Mills had agonized over whether to sign the bill, citing its costs and potential complications with how it will affect selecting delegates for political parties at their national conventions.
This year, the Democratic National Committee has set a minimum threshold for determining which candidates can earn delegates at 15 percent. Those rules could have complicated ranked-choice voting, where the goal is to produce a winner who obtains a majority of the votes.
The system, which is used when there are three or more candidates, allows voters to rank candidates in order of preference. If a candidate obtains an outright majority after the first count, they win. If not, election officials eliminate the last-place finisher from contention and redistribute that candidate’s votes based on voter’s second-choice ranking. The process continues until someone obtains a majority.

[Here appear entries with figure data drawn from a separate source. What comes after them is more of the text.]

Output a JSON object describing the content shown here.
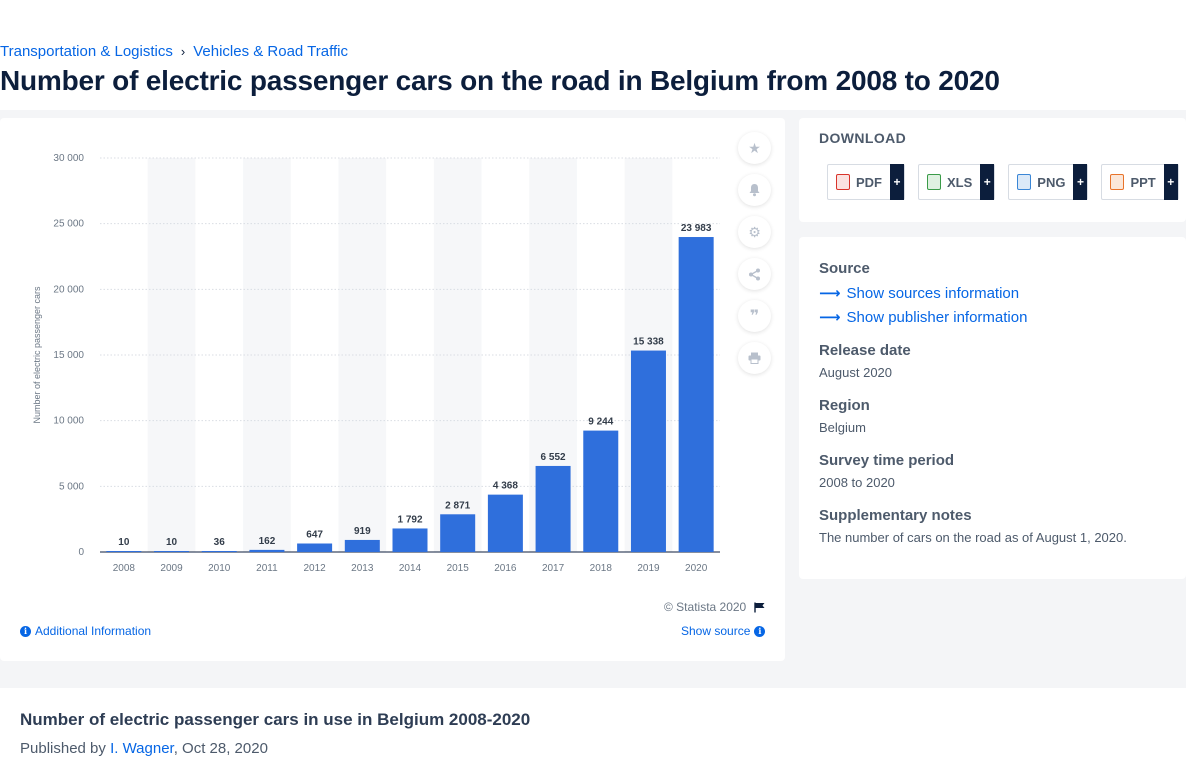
{
  "breadcrumb": {
    "item1": "Transportation & Logistics",
    "item2": "Vehicles & Road Traffic",
    "separator": "›"
  },
  "page_title": "Number of electric passenger cars on the road in Belgium from 2008 to 2020",
  "chart_data": {
    "type": "bar",
    "categories": [
      "2008",
      "2009",
      "2010",
      "2011",
      "2012",
      "2013",
      "2014",
      "2015",
      "2016",
      "2017",
      "2018",
      "2019",
      "2020"
    ],
    "values": [
      10,
      10,
      36,
      162,
      647,
      919,
      1792,
      2871,
      4368,
      6552,
      9244,
      15338,
      23983
    ],
    "value_labels": [
      "10",
      "10",
      "36",
      "162",
      "647",
      "919",
      "1 792",
      "2 871",
      "4 368",
      "6 552",
      "9 244",
      "15 338",
      "23 983"
    ],
    "ylabel": "Number of electric passenger cars",
    "ylim": [
      0,
      30000
    ],
    "yticks": [
      0,
      5000,
      10000,
      15000,
      20000,
      25000,
      30000
    ],
    "ytick_labels": [
      "0",
      "5 000",
      "10 000",
      "15 000",
      "20 000",
      "25 000",
      "30 000"
    ],
    "bar_color": "#2f6fdc",
    "grid": true
  },
  "toolbar_icons": [
    "star-icon",
    "bell-icon",
    "gear-icon",
    "share-icon",
    "quote-icon",
    "print-icon"
  ],
  "chart_footer": {
    "copyright": "© Statista 2020",
    "additional_info": "Additional Information",
    "show_source": "Show source"
  },
  "download": {
    "title": "DOWNLOAD",
    "buttons": [
      {
        "label": "PDF",
        "color": "#d9342b"
      },
      {
        "label": "XLS",
        "color": "#3a9b48"
      },
      {
        "label": "PNG",
        "color": "#3a86d6"
      },
      {
        "label": "PPT",
        "color": "#e8732a"
      }
    ],
    "plus": "+"
  },
  "meta": {
    "source_heading": "Source",
    "sources_link": "Show sources information",
    "publisher_link": "Show publisher information",
    "release_heading": "Release date",
    "release_value": "August 2020",
    "region_heading": "Region",
    "region_value": "Belgium",
    "period_heading": "Survey time period",
    "period_value": "2008 to 2020",
    "notes_heading": "Supplementary notes",
    "notes_value": "The number of cars on the road as of August 1, 2020."
  },
  "bottom": {
    "title": "Number of electric passenger cars in use in Belgium 2008-2020",
    "published_prefix": "Published by ",
    "author": "I. Wagner",
    "date": ", Oct 28, 2020"
  }
}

That process had raised questions about how Maine election officials would handle a Democratic primary with multiple candidates.
Mills had also worried about how the process would affect the general election, particularly because of Maine’s unique way of distributing electoral votes in the Electoral College. Unlike all other states, Maine and Nebraska award its four electoral votes based on tabulations in each of the state’s two congressional districts. In other words, a candidate can win a single electoral vote even if he or she loses statewide if they prevail in one of the state’s two congressional districts.
Such splits are rare, but one occurred in 2016 when President Donald Trump won the 2nd Congressional District. As a result, Trump received a single electoral vote, while Democratic candidate Hillary Clinton won the other three for winning statewide and the 1st Congressional District.
Mills, in her statement, appeared convinced that the system would work in the general election.
“The law will still require that one presidential elector be chosen from each congressional district and two electors to be chosen at large, but ranked-choice voting could well make a difference if there are more than two candidates and if no candidate achieves more than fifty percent in the first round of tabulation in one of the two Congressional districts or in the at large count,” she said. “The two at-large electors would both represent the one winner in the statewide tabulation for President.”
Maine became the first state to use ranked-choice voting in statewide elections in 2018 after voters ratified the system via a ballot initiative in 2016. The state is now the first to use the system in presidential elections.
David Farmer, a spokesperson for the Committee for Ranked Choice Voting, said in a statement that the group was disppointed that the governor didn't sign the bill into law.
“With an unprecedented number of candidates seeking the Democratic nomination, voters could be forced to pick just one and that’s too bad," he said. "However, RCV will be used in next November’s presidential election and in future primaries and general elections for President moving forward.”